We meet Yoav (Tom Mercier) walking through Parisian streets to an apartment so bare that it’s not immediately evident if he belongs there. An Israeli expat, Yoav arrives in Paris to discover that whatever arrangements he made for living quarters were a sham, and he cannot even enjoy the minor comfort of a warm shower in the completely unfurnished flat without someone breaking in and stealing his clothes, sending the man scrambling out to find the culprit before returning to the freezing apartment and back to the shower to stay warm as long as the water remains hot. Passing out in a shivering state, Yoav is found and taken in by Emile (Quentin Dolmaire) and Caroline (Louise Chevillotte), a neighboring couple who belatedly respond to his cries for help. Their kindness is a life raft for Yoav, who quickly forms a bond with the pair. So begins Nadav Lapid’s Synonyms, one of the strangest in the current crop of immigrant narratives.

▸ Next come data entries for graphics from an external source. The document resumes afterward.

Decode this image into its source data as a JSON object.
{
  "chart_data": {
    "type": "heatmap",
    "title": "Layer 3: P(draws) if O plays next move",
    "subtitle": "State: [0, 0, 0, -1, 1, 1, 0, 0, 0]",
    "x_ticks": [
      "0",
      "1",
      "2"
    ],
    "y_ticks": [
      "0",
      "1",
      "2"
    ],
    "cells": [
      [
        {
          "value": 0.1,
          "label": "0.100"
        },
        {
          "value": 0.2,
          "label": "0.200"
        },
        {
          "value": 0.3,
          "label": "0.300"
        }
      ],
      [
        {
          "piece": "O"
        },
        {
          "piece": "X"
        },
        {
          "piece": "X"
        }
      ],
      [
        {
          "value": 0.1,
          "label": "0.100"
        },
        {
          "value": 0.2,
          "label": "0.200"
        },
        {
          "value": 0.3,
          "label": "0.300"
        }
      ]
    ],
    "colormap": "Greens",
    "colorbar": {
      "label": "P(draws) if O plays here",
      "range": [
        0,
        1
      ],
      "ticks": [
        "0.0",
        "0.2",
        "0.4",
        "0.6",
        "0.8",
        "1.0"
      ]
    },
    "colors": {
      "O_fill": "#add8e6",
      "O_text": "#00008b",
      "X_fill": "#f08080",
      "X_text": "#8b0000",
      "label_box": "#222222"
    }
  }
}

Yoav opens up to the couple almost immediately, explaining that he emigrated from Israel as an act of protest against their increasingly right-wing policies. Indeed, the man is so committed to leaving behind his nationality that he insists on speaking only in French, a language he is still learning and speaks with the awkward cadence of an autodidact who has learned mostly by book, particularly a thesaurus from which he reads aloud synonyms for words he understands to springboard to others. This tends to result in him forging sentences out of a slew of adjectives, as when he explains his antipathy toward Israel to Emile by listing a string of vituperative adjectives to describe the nation’s evil, to which the Frenchman can only cooly respond, “No country is all that at once.” When he asks Caroline if he said a sentence correctly, she notes “grammatically, it’s correct,” acknowledging that his French isn’t wrong so much as it is excessively stuffy and alien to the cadences of actual conversation. His stiff, arrhythmic style of speech emphasizes his alienation from the country that he has decided to make his new home, a reminder that immigration is more than a matter of simply uprooting.
Further exacerbating the ironic indications of Yoav’s inability to assimilate is the fact that the only job he can get is working security for the Israeli embassy. Here the film dips into deadpan absurdism, confronting Yoav’s disdain for Israeli militarism with his own conditioned tendency toward aggression. When forced to speak Hebrew inside the embassy, he does so through clenched teeth. Yoav befriends Yaron (Uria Hayik), who is so proud of his nationality and ethnicity that he starts fights not only with neo-Nazis but even other Israelis, including using MMA holds on a colleague in the embassy as Yoav unexpectedly cheers on the violence. Yoav’s aggressive attempts to gain his French citizenship find him performing ridiculous tasks in immigrant classes, though the pressures of assimilation always contrast with his bravado, as when a scene of him loudly belting out “La Marseillaise” in a classroom mostly plays as an echo of an earlier scene of him suddenly groaning the Israeli national anthem on the subway.
In such moments, Synonyms brims with all the muted rage and anxiety of strident self-displacement, a gallows comedy about an act of willful diaspora. The film’s willingness to make Yoav such an insufferable narcissist complicates the often po-faced severity of immigrant narratives; in one scene he even refuses to speak Hebrew on a Skype call to a relative back home who cannot understand French. Yet the film does falter in places, most notably in its characterization of Caroline, initially a key foil for the eimgré who calls out his solipsism but eventually becomes little more than an erotic tease for the protagonist; Emile confides to Yoav that his wife used to be a “slut,” and Lapid seems all too willing to endorse this view. Synonyms visits various humiliations upon its protagonist, from demeaning model shoots to the inescapability of his IDF past, but the more meaningless and staid condescension it doles out to Caroline weakens the film’s final act. The film recovers only in its final moments, a brutal depiction of brutal vulnerability and fear that slices through the mordant comedy to end on a note of pure existential despair.